Clairement désintéressé, mais néanmoins poli – car il sait pertinemment à qui il a affaire –, Joseph décline l’offre et s’attire aussitôt les foudres de Battesti qui, les jours suivants, se fait plus menaçant à son encontre. Lorsqu’il commet finalement l’irréparable, le berger comprend instinctivement qu’il n’a plus d’autre choix, pour rester en vie, que de prendre le maquis avec, à ses trousses, les amis du truand. Par chance, la nièce de Joseph, Vannina, va alerter les réseaux sociaux et, contre toute attente, faire de lui un symbole de la lutte anti-mafia sur l’île…

Spoliation et spéculation

Pensé comme une sorte de western insulaire, de l’aveu même du cinéaste Frédéric Farrucci, Le Mohican, film corse à petit budget et au charme certain, s’ajoute à cette liste encore non exhaustive de longs-métrages produits en 2024 sur l’île de beauté, après À son image, de Thierry de Peretti, et Le Royaume, de Julien Colonna.

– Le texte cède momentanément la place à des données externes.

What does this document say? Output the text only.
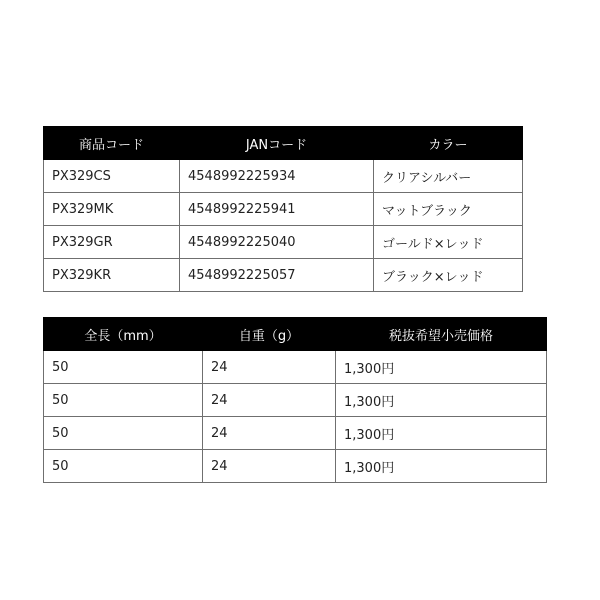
商品コード	JANコード	カラー
PX329CS	4548992225934	クリアシルバー
PX329MK	4548992225941	マットブラック
PX329GR	4548992225040	ゴールド×レッド
PX329KR	4548992225057	ブラック×レッド
全長（mm）	自重（g）	税抜希望小売価格
50	24	1,300円
50	24	1,300円
50	24	1,300円
50	24	1,300円
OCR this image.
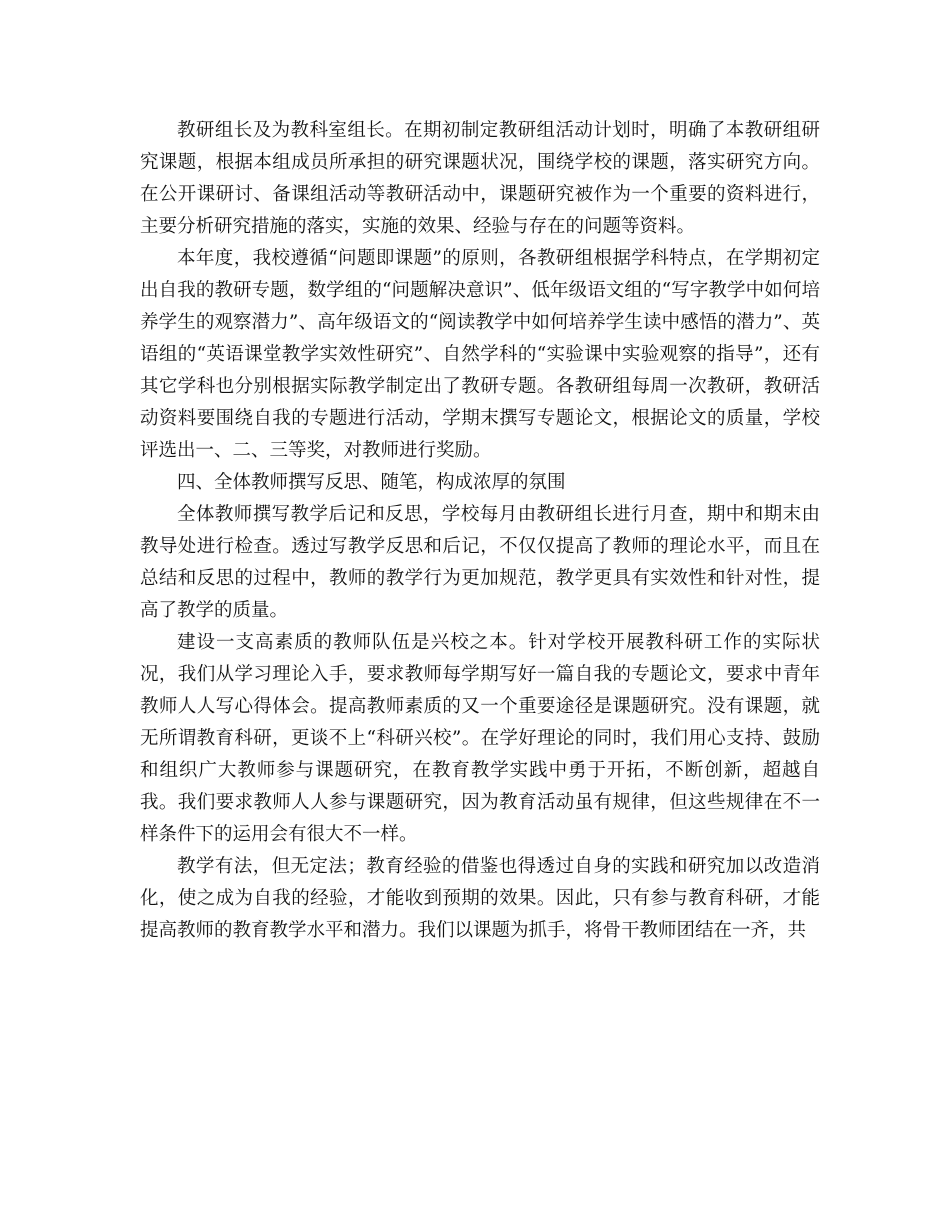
教研组长及为教科室组长。在期初制定教研组活动计划时，明确了本教研组研究课题，根据本组成员所承担的研究课题状况，围绕学校的课题，落实研究方向。在公开课研讨、备课组活动等教研活动中，课题研究被作为一个重要的资料进行，主要分析研究措施的落实，实施的效果、经验与存在的问题等资料。

本年度，我校遵循“问题即课题”的原则，各教研组根据学科特点，在学期初定出自我的教研专题，数学组的“问题解决意识”、低年级语文组的“写字教学中如何培养学生的观察潜力”、高年级语文的“阅读教学中如何培养学生读中感悟的潜力”、英语组的“英语课堂教学实效性研究”、自然学科的“实验课中实验观察的指导”，还有其它学科也分别根据实际教学制定出了教研专题。各教研组每周一次教研，教研活动资料要围绕自我的专题进行活动，学期末撰写专题论文，根据论文的质量，学校评选出一、二、三等奖，对教师进行奖励。

四、全体教师撰写反思、随笔，构成浓厚的氛围

全体教师撰写教学后记和反思，学校每月由教研组长进行月查，期中和期末由教导处进行检查。透过写教学反思和后记，不仅仅提高了教师的理论水平，而且在总结和反思的过程中，教师的教学行为更加规范，教学更具有实效性和针对性，提高了教学的质量。

建设一支高素质的教师队伍是兴校之本。针对学校开展教科研工作的实际状况，我们从学习理论入手，要求教师每学期写好一篇自我的专题论文，要求中青年教师人人写心得体会。提高教师素质的又一个重要途径是课题研究。没有课题，就无所谓教育科研，更谈不上“科研兴校”。在学好理论的同时，我们用心支持、鼓励和组织广大教师参与课题研究，在教育教学实践中勇于开拓，不断创新，超越自我。我们要求教师人人参与课题研究，因为教育活动虽有规律，但这些规律在不一样条件下的运用会有很大不一样。

教学有法，但无定法；教育经验的借鉴也得透过自身的实践和研究加以改造消化，使之成为自我的经验，才能收到预期的效果。因此，只有参与教育科研，才能提高教师的教育教学水平和潜力。我们以课题为抓手，将骨干教师团结在一齐，共
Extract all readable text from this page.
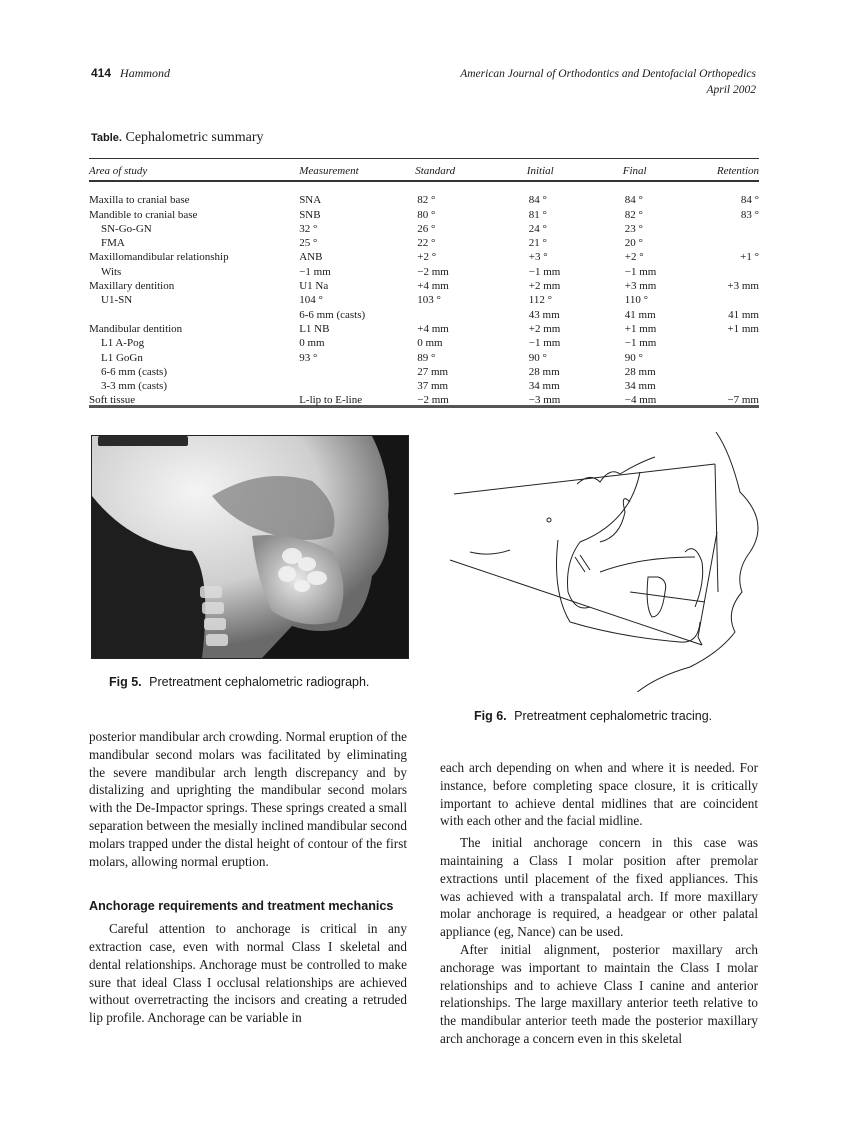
414 Hammond	American Journal of Orthodontics and Dentofacial Orthopedics
April 2002
Table. Cephalometric summary
Area of study	Measurement	Standard	Initial	Final	Retention

Maxilla to cranial base	SNA	82 °	84 °	84 °	84 °
Mandible to cranial base	SNB	80 °	81 °	82 °	83 °
SN-Go-GN	32 °	26 °	24 °	23 °	
FMA	25 °	22 °	21 °	20 °	
Maxillomandibular relationship	ANB	+2 °	+3 °	+2 °	+1 °
Wits	−1 mm	−2 mm	−1 mm	−1 mm	
Maxillary dentition	U1 Na	+4 mm	+2 mm	+3 mm	+3 mm
U1-SN	104 °	103 °	112 °	110 °	
	6-6 mm (casts)		43 mm	41 mm	41 mm
Mandibular dentition	L1 NB	+4 mm	+2 mm	+1 mm	+1 mm
L1 A-Pog	0 mm	0 mm	−1 mm	−1 mm	
L1 GoGn	93 °	89 °	90 °	90 °	
6-6 mm (casts)		27 mm	28 mm	28 mm	
3-3 mm (casts)		37 mm	34 mm	34 mm	
Soft tissue	L-lip to E-line	−2 mm	−3 mm	−4 mm	−7 mm
Fig 5. Pretreatment cephalometric radiograph.
Fig 6. Pretreatment cephalometric tracing.

posterior mandibular arch crowding. Normal eruption of the mandibular second molars was facilitated by eliminating the severe mandibular arch length discrepancy and by distalizing and uprighting the mandibular second molars with the De-Impactor springs. These springs created a small separation between the mesially inclined mandibular second molars trapped under the distal height of contour of the first molars, allowing normal eruption.

Anchorage requirements and treatment mechanics

Careful attention to anchorage is critical in any extraction case, even with normal Class I skeletal and dental relationships. Anchorage must be controlled to make sure that ideal Class I occlusal relationships are achieved without overretracting the incisors and creating a retruded lip profile. Anchorage can be variable in

each arch depending on when and where it is needed. For instance, before completing space closure, it is critically important to achieve dental midlines that are coincident with each other and the facial midline.

The initial anchorage concern in this case was maintaining a Class I molar position after premolar extractions until placement of the fixed appliances. This was achieved with a transpalatal arch. If more maxillary molar anchorage is required, a headgear or other palatal appliance (eg, Nance) can be used.

After initial alignment, posterior maxillary arch anchorage was important to maintain the Class I molar relationships and to achieve Class I canine and anterior relationships. The large maxillary anterior teeth relative to the mandibular anterior teeth made the posterior maxillary arch anchorage a concern even in this skeletal
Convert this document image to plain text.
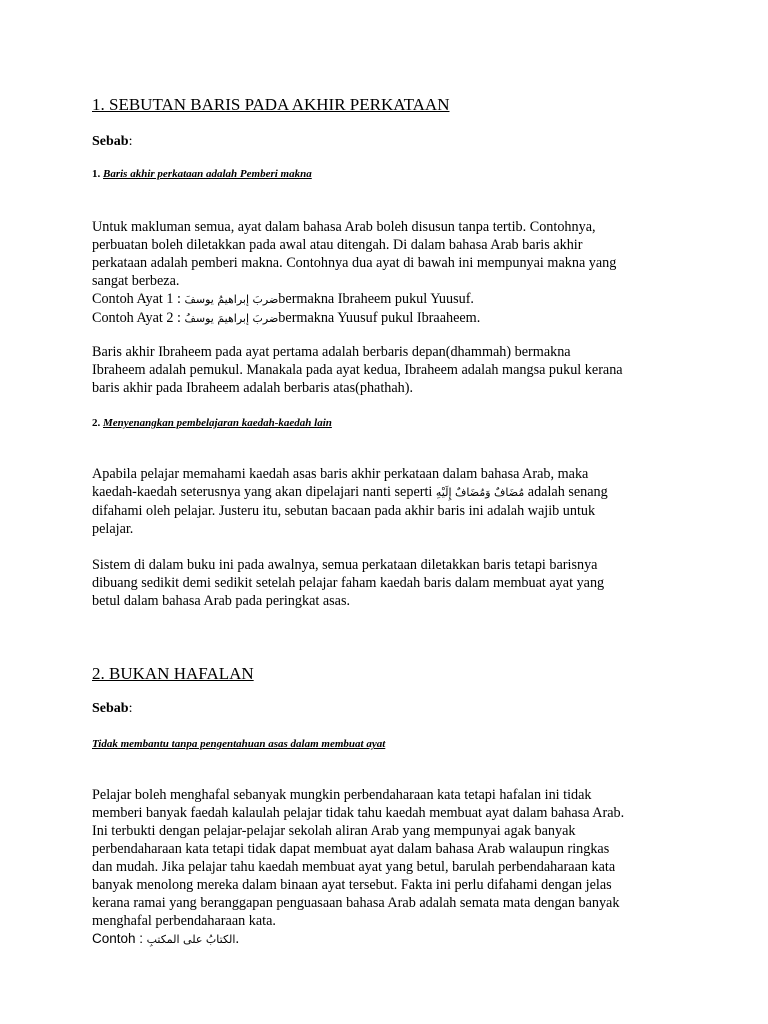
1. SEBUTAN BARIS PADA AKHIR PERKATAAN
Sebab:
1. Baris akhir perkataan adalah Pemberi makna

Untuk makluman semua, ayat dalam bahasa Arab boleh disusun tanpa tertib. Contohnya,

perbuatan boleh diletakkan pada awal atau ditengah. Di dalam bahasa Arab baris akhir

perkataan adalah pemberi makna. Contohnya dua ayat di bawah ini mempunyai makna yang

sangat berbeza.

Contoh Ayat 1 : ضربَ إبراهيمُ يوسفَbermakna Ibraheem pukul Yuusuf.

Contoh Ayat 2 : ضربَ إبراهيمَ يوسفُbermakna Yuusuf pukul Ibraaheem.

Baris akhir Ibraheem pada ayat pertama adalah berbaris depan(dhammah) bermakna

Ibraheem adalah pemukul. Manakala pada ayat kedua, Ibraheem adalah mangsa pukul kerana

baris akhir pada Ibraheem adalah berbaris atas(phathah).

2. Menyenangkan pembelajaran kaedah-kaedah lain

Apabila pelajar memahami kaedah asas baris akhir perkataan dalam bahasa Arab, maka

kaedah-kaedah seterusnya yang akan dipelajari nanti seperti مُضَافٌ وَمُضَافٌ إِلَيْهِ adalah senang

difahami oleh pelajar. Justeru itu, sebutan bacaan pada akhir baris ini adalah wajib untuk

pelajar.

Sistem di dalam buku ini pada awalnya, semua perkataan diletakkan baris tetapi barisnya

dibuang sedikit demi sedikit setelah pelajar faham kaedah baris dalam membuat ayat yang

betul dalam bahasa Arab pada peringkat asas.

2. BUKAN HAFALAN
Sebab:
Tidak membantu tanpa pengentahuan asas dalam membuat ayat

Pelajar boleh menghafal sebanyak mungkin perbendaharaan kata tetapi hafalan ini tidak

memberi banyak faedah kalaulah pelajar tidak tahu kaedah membuat ayat dalam bahasa Arab.

Ini terbukti dengan pelajar-pelajar sekolah aliran Arab yang mempunyai agak banyak

perbendaharaan kata tetapi tidak dapat membuat ayat dalam bahasa Arab walaupun ringkas

dan mudah. Jika pelajar tahu kaedah membuat ayat yang betul, barulah perbendaharaan kata

banyak menolong mereka dalam binaan ayat tersebut. Fakta ini perlu difahami dengan jelas

kerana ramai yang beranggapan penguasaan bahasa Arab adalah semata mata dengan banyak

menghafal perbendaharaan kata.

Contoh : الكتابُ على المكتبِ.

Récit fictif ancré dans une réalité sociale de plus en plus préoccupante, le film de Farrucci traite frontalement le sujet de la montée du grand banditisme en Corse qui non seulement prospère sur le racket de la population locale et suscite sans cesse de nouvelles vocations – le Service d'information, de renseignement et d'analyse stratégique sur la criminalité organisée (SIRASCO) identifie, aujourd’hui, vingt-cinq bandes criminelles dans la région (!) – mais contribue au bétonnage massif du littoral. Comme l’explique très bien le scénario, l’une des pratiques récurrentes des voyous corses consiste à y acheter à bas prix des terres agricoles, inconstructibles par définition, à faire pression sur les maires pour les rendre officiellement constructibles et à y implanter des complexes touristiques qui engrangent des millions d’euros à l’année. Parfois, ces terrains vierges devenus constructibles sont aussitôt revendus pour faire une plus-value. Mais dans les deux cas, la préservation de l’espace naturel est en péril. La presqu’île de Santa Manza, dont il est question dans le récit, attire tout particulièrement les convoitises des spéculateurs, au même titre que les terrains de Sperone ou que l’île de Cavallo.

Un appel à la révolte

Plutôt bien troussé, sans temps mort, le film de Farrucci, disons-le franchement, n’aurait jamais pu voir le jour sans l’apparition, en 2019, des collectifs anti-mafia « Massimu Susini » et « Maffia Nò A Vita Iè », qui ont largement œuvré à la libération de la parole en Corse.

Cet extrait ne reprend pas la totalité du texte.